とくに導入期である今は、200年住宅のスタンダードが形成される大事な時期です。天下り防止法が骨向きにされたように、200年住宅の内容が形骸化されないよう、細部にこだわって考えてゆく必要があります。その足場は、これまでの日本の住宅の短寿命を完全否定する立場に置かざるを得ません。20年30年で建替えなくてはいけないような住宅を、一生掛けて払い続けなくてはならない高額ローンで購入させられる状況を変えるチャンスです。住宅取得費を負担しなくてすむとしたら、人生はどれだけ豊かになることでしょうか。ヨーロッパでは数世代に一度、住宅を建てるというのが常識だそうです。生涯賃金2億円の会社員が4000万円のマンションを購入し、6000万円のローンを支払うのは馬鹿げた人生の浪費です。6000万円あれば生活の質を向上させ、大概の欲しいものが買え、旅行も楽しめ、老後の心配もずいぶんと解消されることでしょう。人生の質を上げるためには、まず住宅の質を上げなくてはいけないのです。

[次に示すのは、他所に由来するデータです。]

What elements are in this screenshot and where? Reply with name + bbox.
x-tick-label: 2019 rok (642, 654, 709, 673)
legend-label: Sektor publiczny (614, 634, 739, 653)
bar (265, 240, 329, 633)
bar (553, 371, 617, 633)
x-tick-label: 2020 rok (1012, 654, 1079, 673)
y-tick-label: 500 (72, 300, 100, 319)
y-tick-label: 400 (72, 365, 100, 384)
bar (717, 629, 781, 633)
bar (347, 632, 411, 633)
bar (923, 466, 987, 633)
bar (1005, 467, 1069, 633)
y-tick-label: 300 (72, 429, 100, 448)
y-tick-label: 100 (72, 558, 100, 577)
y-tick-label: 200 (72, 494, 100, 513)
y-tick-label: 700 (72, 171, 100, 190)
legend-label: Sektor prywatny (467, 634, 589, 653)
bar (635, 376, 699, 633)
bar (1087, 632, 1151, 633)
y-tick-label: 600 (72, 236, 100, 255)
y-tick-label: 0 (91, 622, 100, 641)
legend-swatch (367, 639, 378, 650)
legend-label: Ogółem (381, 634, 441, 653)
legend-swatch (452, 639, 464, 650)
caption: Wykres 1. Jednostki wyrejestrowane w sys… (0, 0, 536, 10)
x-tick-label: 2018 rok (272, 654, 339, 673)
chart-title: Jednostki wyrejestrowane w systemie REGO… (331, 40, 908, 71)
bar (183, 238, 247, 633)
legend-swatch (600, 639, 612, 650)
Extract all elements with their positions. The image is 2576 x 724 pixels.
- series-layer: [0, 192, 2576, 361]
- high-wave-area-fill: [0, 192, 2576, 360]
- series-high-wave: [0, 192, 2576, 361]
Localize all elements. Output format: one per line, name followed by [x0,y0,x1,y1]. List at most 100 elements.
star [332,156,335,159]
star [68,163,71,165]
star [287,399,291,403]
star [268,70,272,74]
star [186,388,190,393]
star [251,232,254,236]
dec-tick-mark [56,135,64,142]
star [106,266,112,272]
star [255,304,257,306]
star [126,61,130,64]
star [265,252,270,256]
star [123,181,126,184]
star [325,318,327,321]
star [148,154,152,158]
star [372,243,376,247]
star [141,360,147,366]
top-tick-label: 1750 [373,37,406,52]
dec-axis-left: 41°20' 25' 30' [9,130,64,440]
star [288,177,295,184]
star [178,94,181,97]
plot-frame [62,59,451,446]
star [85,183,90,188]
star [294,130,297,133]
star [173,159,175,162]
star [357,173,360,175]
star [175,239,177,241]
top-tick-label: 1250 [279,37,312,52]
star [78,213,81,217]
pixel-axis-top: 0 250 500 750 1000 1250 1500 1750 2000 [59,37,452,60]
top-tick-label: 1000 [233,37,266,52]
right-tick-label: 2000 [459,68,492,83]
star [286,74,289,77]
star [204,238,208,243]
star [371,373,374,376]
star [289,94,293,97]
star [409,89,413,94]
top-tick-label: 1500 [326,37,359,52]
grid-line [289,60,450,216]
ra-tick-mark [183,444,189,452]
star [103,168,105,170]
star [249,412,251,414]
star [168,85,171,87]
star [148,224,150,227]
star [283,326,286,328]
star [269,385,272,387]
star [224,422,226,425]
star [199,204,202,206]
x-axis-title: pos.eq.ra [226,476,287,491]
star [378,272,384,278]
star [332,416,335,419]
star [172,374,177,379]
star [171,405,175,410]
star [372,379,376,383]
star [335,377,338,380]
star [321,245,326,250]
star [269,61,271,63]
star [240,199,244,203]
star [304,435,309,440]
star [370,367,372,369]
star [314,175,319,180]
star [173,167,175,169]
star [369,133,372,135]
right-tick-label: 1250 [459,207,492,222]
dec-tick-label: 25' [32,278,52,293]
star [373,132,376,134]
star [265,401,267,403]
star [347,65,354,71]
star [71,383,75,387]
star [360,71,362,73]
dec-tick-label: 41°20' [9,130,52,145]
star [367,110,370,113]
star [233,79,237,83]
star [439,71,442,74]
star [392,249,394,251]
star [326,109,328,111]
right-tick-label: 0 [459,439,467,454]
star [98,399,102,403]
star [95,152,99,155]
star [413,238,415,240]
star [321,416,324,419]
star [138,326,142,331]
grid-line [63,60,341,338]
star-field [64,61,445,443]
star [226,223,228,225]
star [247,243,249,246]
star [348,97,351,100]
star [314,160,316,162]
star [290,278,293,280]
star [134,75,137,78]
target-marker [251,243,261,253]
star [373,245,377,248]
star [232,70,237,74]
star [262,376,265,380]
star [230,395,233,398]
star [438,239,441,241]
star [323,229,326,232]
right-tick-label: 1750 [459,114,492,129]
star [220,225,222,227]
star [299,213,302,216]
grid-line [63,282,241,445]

住宅を財産として代々受け継ぐ。これこそ個人が自立するための基本です。作っては壊しの粗悪品は、いかにテレビで安さを宣伝していても末路はゴミ屑。ハッピーライフは手に入れられません。100年200年と住み続けられる住宅を手に入れる。あるいは、現在の住宅をリフォームしてできるだけ質の高い長寿命な住宅に育てていく。そのためのノウハウをご紹介してゆきたいと思います。
200年住宅を実現するためのポイントは2つ。50年から100年の超長期低利ローンとメンテナンスフリーの住宅です。とくにメンテナンスフリーが重要。10年ごとのメンテナンスに100万円単位の費用がかかるなら、それは建て替えたほうが安くつく。そうでしょ?